Sunday, February 14, 1999
UK museum: Old-school and new-school
Rich in history with interactive technology
BY NEIL SCHMIDT
The Cincinnati Enquirer
LEXINGTON, Ky. Wally Clark was first in line. Of course.
If you know Kentucky basketball fans, you know Clark, who annually camps out weeks in advance to be the first one in for Midnight Madness. So when the University of Kentucky Bas ketball Museum had its grand opening at 10 a.m. Saturday, Clark headed a group of 45 fans waiting at the door.
The turnout Saturday built as the afternoon went on, and two hours before tipoff the line at the museum entrance snaked through the Civic Center.
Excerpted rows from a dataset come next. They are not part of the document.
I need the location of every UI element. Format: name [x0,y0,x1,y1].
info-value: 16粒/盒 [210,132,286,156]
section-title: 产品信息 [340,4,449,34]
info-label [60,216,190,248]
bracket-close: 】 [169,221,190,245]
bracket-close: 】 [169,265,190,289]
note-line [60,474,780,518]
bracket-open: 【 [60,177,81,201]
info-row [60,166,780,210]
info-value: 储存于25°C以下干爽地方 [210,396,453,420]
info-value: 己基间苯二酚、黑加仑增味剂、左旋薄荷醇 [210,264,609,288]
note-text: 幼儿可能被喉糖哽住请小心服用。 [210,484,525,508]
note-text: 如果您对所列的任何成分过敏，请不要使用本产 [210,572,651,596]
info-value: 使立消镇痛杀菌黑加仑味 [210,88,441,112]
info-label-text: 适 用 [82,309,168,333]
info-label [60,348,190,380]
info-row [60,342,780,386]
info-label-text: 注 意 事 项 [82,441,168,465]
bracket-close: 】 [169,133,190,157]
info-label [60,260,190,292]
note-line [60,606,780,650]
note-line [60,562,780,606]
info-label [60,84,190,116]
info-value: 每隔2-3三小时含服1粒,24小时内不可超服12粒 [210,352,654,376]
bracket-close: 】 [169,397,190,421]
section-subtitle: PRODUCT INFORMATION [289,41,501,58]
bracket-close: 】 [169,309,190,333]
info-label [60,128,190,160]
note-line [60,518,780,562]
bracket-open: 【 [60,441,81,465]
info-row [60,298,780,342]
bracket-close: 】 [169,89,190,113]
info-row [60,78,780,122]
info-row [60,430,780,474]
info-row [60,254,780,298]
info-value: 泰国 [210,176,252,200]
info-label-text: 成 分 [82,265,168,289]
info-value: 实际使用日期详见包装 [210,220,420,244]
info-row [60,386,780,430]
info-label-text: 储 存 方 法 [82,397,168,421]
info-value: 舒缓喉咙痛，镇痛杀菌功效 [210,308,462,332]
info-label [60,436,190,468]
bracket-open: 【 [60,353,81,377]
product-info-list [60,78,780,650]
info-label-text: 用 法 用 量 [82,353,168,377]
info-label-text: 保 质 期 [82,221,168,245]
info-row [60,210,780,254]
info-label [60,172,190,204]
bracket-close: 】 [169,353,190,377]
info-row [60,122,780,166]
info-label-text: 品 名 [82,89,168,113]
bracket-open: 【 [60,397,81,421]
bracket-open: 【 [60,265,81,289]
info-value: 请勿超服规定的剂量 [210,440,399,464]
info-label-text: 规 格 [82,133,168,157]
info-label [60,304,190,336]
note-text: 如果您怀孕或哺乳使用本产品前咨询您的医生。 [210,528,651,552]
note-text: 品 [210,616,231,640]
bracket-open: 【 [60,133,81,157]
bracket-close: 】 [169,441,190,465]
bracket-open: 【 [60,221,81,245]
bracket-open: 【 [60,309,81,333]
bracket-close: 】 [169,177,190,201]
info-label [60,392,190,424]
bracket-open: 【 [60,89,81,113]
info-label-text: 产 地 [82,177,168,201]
It took 21 years and $5.3 million to build the 10,000-square-foot museum, located next door to Rupp Arena in the Lexington Civic Center. It takes only a minute to realize UK now has one of the greatest recruiting tools in college basketball.
Assembled by the design firm of Jack Rouse and Associates of Cincinnati, designers of the Cincinnati History Museum and the Kentucky Derby Museum, the museum mixes old-school reverence with interactive technology.
UK's seven national championship trophies are on display, and life-size pictures of each of the program's 38 All-Americans flow down a hallway of history. A series of videos on overhead TVs allow UK greats to expound on the program's majesty.
The biggest draw is a virtual reality game in which fans can go one-on-one against any of four UK greats: Kenny Walker, Richie Farmer, Ed Davender or Jeff Sheppard. (It costs $25,000 to digitally reproduce each player, so more will be added in coming years.)
The real Kenny Walker tried the game a week ago and lost to the virtual Kenny Walker. When he wins, the virtual Walker says, My game is like butter. I'm on a roll. The soft-spoken Sheppard is more vanilla: Good game when he loses, Better luck next time when he wins.
Another highlight: Terminals where fans can call up highlights of memorable UK games men's and women's including six men's NCAA title victories.
Saturday, when fans watched tape of Christian Laettner beating UK in the 1992 East Region final, they cringed and turned away. The most requested footage wasn't a title game, but instead UK's victory over Duke in the 1998 South Region final.
A broadcaster's booth lets you hear big games called by Cawood Ledford, Ralph Hacker and Claude Sullivan, then lets fans call the same game themselves and even record the effort for posterity.
head IF YOU GO
Admission: Adults, $7.50; ages 13-17, $6.50; senior citizens and college students, $6; ages 7-12, $5; 6 and under, free.
Hours: 10 a.m.-7 p.m. Monday through Saturday; noon-5 p.m. Sunday.